May 31, 2004
65% WINS IN A DEMOCRACY:
US-named Iraqi council pushes back: Negotiations resume after weekend talks stalled between the Governing Council, CPA, and UN envoy Brahimi. (Nicholas Blanford and Orly Halpern, 6/01/04, CS Monitor)
The 24-member council, a mix of seasoned politicians, exiles, academics, and tribal leaders, appeared doomed to irrelevancy when Brahimi said last month that none of them would appear in the post-June 30 administration. Brahimi, charged with helping to form a transitional government, favored a team of technocrats who could hold Iraq together until national elections, scheduled to be held by the end of January.But on Friday, the council surprised everyone by announcing that it had endorsed Alawi as prime minister. Now the council has locked horns with the UN envoy and the CPA chief over the choice of president. The council members favor Ghazi al-Yawar, a US-educated Sunni engineer and leader of the prominent Shammar tribe who has expressed criticism of the occupation and US military actions. Mr. Bremer and Brahimi are said to prefer Adnan Pachachi, an 81-year-old veteran Sunni Iraqi politician who is regarded as generally pro-US.
Raja Habib Khuzai, a Shiite member of the council says, "The Americans want Pachachi, but they won't tell us why. If they continue to insist on Pachachi it will create very big problems because all the Iraqis want Sheikh al-Yawar, not just the Governing Council."
Despite his biting criticism of past coalition actions, Sheikh al-Yawar is a vocal opponent of the mainly Sunni-driven insurgency. His influence with Iraq's tribes could help reduce the level of violence, reassuring nervous Sunnis that they will not be marginalized in the new Iraq.
But CPA officials privately concede that Pachachi has the backing of the Americans because he is seen as the one person who will stand by the Transitional Administrative Law during ing the interim period. The law, of which Pachachi was a key architect, was drawn up earlier this year to serve as a temporary constitution until a permanent one is established no later than December 2005. "Everyone else will just ignore it like any piece of paper," says one CPA official.
The law sparked opposition among Shiites, who represent 65 percent of the population.
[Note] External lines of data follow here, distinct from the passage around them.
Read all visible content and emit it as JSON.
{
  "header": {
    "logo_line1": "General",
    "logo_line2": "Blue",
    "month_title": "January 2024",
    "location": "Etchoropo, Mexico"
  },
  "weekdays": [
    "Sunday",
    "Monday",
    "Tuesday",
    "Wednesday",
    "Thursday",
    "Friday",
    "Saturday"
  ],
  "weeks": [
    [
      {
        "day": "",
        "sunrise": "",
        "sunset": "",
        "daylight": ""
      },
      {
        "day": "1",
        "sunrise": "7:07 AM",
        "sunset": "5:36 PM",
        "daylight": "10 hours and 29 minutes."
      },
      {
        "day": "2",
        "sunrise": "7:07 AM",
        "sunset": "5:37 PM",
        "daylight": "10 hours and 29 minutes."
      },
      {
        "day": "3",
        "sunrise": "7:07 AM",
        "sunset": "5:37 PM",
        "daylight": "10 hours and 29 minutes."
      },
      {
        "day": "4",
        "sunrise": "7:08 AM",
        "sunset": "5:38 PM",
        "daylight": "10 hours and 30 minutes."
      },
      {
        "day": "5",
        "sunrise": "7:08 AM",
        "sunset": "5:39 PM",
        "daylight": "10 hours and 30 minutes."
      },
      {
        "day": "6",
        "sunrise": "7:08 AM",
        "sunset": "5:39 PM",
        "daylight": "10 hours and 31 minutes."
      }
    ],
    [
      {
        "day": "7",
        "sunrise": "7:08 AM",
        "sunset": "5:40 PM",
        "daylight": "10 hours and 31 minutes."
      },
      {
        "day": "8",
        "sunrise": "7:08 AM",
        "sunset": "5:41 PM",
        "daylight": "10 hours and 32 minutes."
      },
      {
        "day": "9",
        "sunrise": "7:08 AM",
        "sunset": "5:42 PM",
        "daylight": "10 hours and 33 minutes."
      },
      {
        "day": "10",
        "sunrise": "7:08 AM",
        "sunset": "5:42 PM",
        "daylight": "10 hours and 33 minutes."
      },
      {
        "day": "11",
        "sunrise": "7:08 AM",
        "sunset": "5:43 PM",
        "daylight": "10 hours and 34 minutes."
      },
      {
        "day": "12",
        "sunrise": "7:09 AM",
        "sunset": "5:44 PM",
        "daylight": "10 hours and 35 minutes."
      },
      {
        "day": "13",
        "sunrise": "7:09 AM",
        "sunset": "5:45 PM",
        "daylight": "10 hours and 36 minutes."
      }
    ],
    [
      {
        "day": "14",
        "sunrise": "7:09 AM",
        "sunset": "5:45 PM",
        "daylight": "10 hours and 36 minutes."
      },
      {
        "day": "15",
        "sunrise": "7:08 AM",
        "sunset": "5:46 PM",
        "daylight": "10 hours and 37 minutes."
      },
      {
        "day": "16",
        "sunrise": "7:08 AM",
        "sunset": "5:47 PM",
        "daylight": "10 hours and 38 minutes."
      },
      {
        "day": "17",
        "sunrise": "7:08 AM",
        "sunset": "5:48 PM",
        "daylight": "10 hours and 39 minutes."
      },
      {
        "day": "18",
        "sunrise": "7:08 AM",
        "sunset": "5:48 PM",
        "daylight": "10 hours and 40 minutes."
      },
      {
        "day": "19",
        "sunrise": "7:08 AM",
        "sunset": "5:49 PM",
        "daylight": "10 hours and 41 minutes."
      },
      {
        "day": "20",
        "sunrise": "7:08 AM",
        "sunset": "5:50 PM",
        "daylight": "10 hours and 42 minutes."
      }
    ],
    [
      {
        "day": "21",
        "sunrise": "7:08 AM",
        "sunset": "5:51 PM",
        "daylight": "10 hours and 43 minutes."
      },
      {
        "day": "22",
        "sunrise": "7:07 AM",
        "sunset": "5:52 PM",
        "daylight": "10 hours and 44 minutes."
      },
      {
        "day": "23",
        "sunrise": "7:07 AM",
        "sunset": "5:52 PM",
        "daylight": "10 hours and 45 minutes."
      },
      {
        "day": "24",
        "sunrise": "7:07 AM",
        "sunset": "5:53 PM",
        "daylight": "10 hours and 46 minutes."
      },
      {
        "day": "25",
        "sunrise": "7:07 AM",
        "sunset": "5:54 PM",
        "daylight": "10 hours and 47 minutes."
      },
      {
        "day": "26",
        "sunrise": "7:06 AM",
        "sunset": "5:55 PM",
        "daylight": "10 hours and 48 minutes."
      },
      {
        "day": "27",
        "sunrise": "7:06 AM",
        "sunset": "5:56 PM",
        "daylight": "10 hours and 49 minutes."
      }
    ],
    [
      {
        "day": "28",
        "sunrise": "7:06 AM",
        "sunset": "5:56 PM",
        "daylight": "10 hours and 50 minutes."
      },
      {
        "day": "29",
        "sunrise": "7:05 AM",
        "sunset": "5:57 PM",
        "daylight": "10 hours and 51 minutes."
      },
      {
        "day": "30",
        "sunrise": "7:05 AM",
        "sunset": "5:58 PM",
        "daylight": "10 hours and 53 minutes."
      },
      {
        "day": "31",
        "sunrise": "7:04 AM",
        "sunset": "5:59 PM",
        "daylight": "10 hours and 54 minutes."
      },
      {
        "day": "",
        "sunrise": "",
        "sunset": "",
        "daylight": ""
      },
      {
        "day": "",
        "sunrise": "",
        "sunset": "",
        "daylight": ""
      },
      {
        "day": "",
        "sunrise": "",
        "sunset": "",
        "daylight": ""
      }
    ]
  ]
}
They resented a clause that potentially allowed Kurds and Sunnis to veto a future constitution.
Any arrangement in Iraq is just a piece of paper until the Shi'ites agree to it.
MORE:
'Sovereignty' at issue in final push for Iraq transition plan: Members of UN Security Council are pressing the US to ensure that caretaker Iraqi government has full control. (Howard LaFranchi, 6/01/04, CS Monitor)
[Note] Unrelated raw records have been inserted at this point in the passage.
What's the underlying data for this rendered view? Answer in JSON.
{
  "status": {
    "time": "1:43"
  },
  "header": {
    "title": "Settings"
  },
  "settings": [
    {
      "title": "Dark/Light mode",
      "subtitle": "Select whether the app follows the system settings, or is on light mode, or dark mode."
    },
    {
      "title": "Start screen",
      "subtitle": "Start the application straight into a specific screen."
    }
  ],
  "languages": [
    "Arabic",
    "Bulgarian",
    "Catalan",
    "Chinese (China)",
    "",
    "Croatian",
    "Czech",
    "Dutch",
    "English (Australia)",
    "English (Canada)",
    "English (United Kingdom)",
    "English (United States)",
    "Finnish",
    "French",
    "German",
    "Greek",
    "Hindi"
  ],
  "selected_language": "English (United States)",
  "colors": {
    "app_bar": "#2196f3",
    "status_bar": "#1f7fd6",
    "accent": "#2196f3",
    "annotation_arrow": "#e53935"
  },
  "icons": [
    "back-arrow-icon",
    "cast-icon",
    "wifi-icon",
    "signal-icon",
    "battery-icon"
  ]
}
Sovereignty is taking on such importance because of deepening concern over whether the Iraqi people will embrace the interim government as legitimate in the crucial months before elections planned to be held by January 2005. "There are going to be problems with any government, especially where the security situation won't allow an electoral process to deliver it," says James Dobbins, a former White House envoy to Afghanistan and Bosnia. "But what is needed is a government that as many people buy into as possible."Posted by Orrin Judd at May 31, 2004 7:48 PMThe interim government that began to emerge over the weekend is a reflection of a tougher tug of war than anticipated between the US-named Governing Council and UN envoy Lakhdar Brahimi, entrusted by the White House with coming up with a caretaker government. Charged with forging a leadership made up of a prime minister, a largely ceremonial president and two vice presidents, as well as 26 ministers, Mr. Brahimi sought to deliver something more representative to average Iraqis than the Governing council, which has never enjoyed much public support.
But the council, made up largely of former exiles representing established political parties, balked at Brahimi's first choice for prime minister, nuclear scientist Hussain Sharistrani, a Shiite and senior adviser to Grand Ayatollah Ali al-Sistani. After imposing one of their own, Mr. Allawi, in that post on Friday, council members also stonewalled candidates that were known to be the preference of Brahimi and the US for other top jobs.
But at the same time Brahimi was believed to have secured three of the six most coveted ministerial positions for two Kurd leaders and one Sunni - the other six going to representatives of the majority Shiites. While some of the top picks of the new government still being drawn up Monday were not Brahimi's first choices, the overall makeup is reflective of the careful balance among Iraq's predominant religious and ethnic populations that the UN envoy sought from the beginning. "Brahimi really has been very clever. He knows that if there is no buy-in from the main communities, the government won't have legitimacy and it can't be successful," says Laith Kubba, an Iraqi expert at the National Endowment for Democracy in Washington.
From the beginning, the Governing Council was uneasy with what Brahimi said was his preference for a caretaker government of technocrats who would swear off any role in elections. People close to Brahimi say his talk of technocrats was never a hard and fast rule, but rather a way to discuss the new government's formation. "Brahimi doesn't go in with a vision, he goes in with an open mind and a plan for moving consultations in a desirable direction," says Mr. Dobbins, who worked with Brahimi in Afghanistan.
Now an international security expert at the RAND Corp., Dobbins says any government Brahimi accepts will be one he believes can move Iraq ahead.